Zoledronic acid but not somatostatin analogs exerts anti-tumor effects in a model of murine prostatic neuroendocrine carcinoma of the development of castration-resistant prostate cancer
Version of Record online: 19 SEP 2012
Copyright © 2012 Wiley Periodicals, Inc.
Volume 73, Issue 5, pages 500–511, April 2013
How to Cite
Hashimoto, K., Masumori, N., Tanaka, T., Maeda, T., Kobayashi, K., Kitamura, H., Hirata, K. and Tsukamoto, T. (2013), Zoledronic acid but not somatostatin analogs exerts anti-tumor effects in a model of murine prostatic neuroendocrine carcinoma of the development of castration-resistant prostate cancer. Prostate, 73: 500–511. doi: 10.1002/pros.22590
- Issue online: 14 MAR 2013
- Version of Record online: 19 SEP 2012
- Manuscript Accepted: 27 AUG 2012
- Manuscript Received: 4 JUN 2012
- zoledronic acid;
- somatostatin analog;
- neuroendocrine carcinoma;
- prostate cancer;
- anti-tumor effect
Since neuroendocrine (NE) cells play an important role in the development of castration-resistant prostate cancer (CRPC), target therapy to NE cells should be considered for treating CRPC. We investigated the effects zoledronic acid (ZOL) and two somatostatin analogs (octreotide: SMS, and pasireotide: SOM) on an NE allograft (NE-10) and its cell line (NE-CS), which were established from the prostate of the LPB-Tag 12T-10 transgenic mouse.

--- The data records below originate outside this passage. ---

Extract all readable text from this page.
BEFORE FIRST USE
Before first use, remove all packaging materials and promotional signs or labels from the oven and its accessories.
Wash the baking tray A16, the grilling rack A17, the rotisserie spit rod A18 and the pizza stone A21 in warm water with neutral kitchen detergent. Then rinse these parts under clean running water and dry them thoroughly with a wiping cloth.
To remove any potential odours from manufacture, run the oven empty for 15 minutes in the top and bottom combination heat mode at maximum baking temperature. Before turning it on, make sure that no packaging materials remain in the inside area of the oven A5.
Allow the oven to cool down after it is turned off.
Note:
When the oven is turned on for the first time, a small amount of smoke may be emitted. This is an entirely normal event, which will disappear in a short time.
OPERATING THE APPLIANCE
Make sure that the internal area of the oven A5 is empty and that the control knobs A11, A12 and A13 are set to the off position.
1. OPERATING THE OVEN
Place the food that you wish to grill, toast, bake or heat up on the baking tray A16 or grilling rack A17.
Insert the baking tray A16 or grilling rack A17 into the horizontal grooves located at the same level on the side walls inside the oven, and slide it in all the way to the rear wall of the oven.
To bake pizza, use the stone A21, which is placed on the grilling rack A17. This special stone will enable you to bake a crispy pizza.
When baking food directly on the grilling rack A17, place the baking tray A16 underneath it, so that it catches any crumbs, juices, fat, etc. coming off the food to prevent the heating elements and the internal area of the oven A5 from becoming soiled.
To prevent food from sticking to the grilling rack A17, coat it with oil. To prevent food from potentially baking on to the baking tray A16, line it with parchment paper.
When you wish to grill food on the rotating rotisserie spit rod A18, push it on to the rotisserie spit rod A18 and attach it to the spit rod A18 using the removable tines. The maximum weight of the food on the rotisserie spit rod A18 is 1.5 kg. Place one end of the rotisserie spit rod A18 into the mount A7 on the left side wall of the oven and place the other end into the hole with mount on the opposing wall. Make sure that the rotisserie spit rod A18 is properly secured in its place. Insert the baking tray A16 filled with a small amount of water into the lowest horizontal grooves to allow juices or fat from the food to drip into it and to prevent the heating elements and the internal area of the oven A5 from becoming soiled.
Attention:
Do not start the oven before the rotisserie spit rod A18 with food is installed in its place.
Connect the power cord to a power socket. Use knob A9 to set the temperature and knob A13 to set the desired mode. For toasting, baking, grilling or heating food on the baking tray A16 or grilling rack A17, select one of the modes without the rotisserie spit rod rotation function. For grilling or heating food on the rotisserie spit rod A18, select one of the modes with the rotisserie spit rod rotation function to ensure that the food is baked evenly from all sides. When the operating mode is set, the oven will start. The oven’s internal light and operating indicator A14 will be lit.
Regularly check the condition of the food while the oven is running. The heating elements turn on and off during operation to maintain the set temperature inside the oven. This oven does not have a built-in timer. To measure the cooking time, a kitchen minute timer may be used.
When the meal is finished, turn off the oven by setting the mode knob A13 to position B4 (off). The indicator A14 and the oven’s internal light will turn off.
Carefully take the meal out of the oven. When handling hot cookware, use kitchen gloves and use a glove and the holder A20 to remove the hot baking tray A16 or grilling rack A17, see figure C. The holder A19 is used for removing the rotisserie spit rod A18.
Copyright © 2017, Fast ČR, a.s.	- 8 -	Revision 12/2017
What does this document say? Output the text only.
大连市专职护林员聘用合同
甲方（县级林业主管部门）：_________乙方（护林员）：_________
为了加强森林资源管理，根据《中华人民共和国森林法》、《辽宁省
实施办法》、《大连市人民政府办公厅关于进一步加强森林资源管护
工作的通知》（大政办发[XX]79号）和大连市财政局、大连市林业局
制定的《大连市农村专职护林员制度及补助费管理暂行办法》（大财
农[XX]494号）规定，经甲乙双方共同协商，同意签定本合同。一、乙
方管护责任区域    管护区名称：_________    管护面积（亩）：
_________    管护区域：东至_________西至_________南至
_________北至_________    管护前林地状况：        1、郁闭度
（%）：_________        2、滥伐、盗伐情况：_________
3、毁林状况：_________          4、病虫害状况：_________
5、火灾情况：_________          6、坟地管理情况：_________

We examined the in vivo effects of ZOL, SMS and SOM as single agents and their combinations on subcutaneously inoculated NE-10 allografts and the in vitro effects on NE-CS cells. Apoptosis and cell cycle activity were assessed by immunohistochemistry using TdT-mediated dUTP-biotin nick-end labeling (TUNEL) and a Ki-67 antibody, respectively.
In vivo growth of NE-10 tumors treated with ZOL, ZOL plus SMS, or ZOL plus SOM was significantly inhibited compared to the control as a consequence of induction of apoptosis and cell cycle arrest. ZOL induced time- and dose-dependent inhibition of in vitro proliferation of NE-CS cells, but the somatostatin analogs (SMS and SOM) did not. ZOL also inhibited migration of NE-CS cells. These effects were caused by inhibition of Erk1/2 phosphorylation via impairment of prenylation of Ras.
ZOL, but not SMS or SOM, induced apoptosis and inhibition of proliferation and migration through impaired prenylation of Ras in NE carcinoma models. Our findings support the possibility that ZOL could be used in the early phase for controlling NE cells, which may trigger progression to CRPC. Prostate 73: 500–511, 2013. © 2012 Wiley Periodicals, Inc.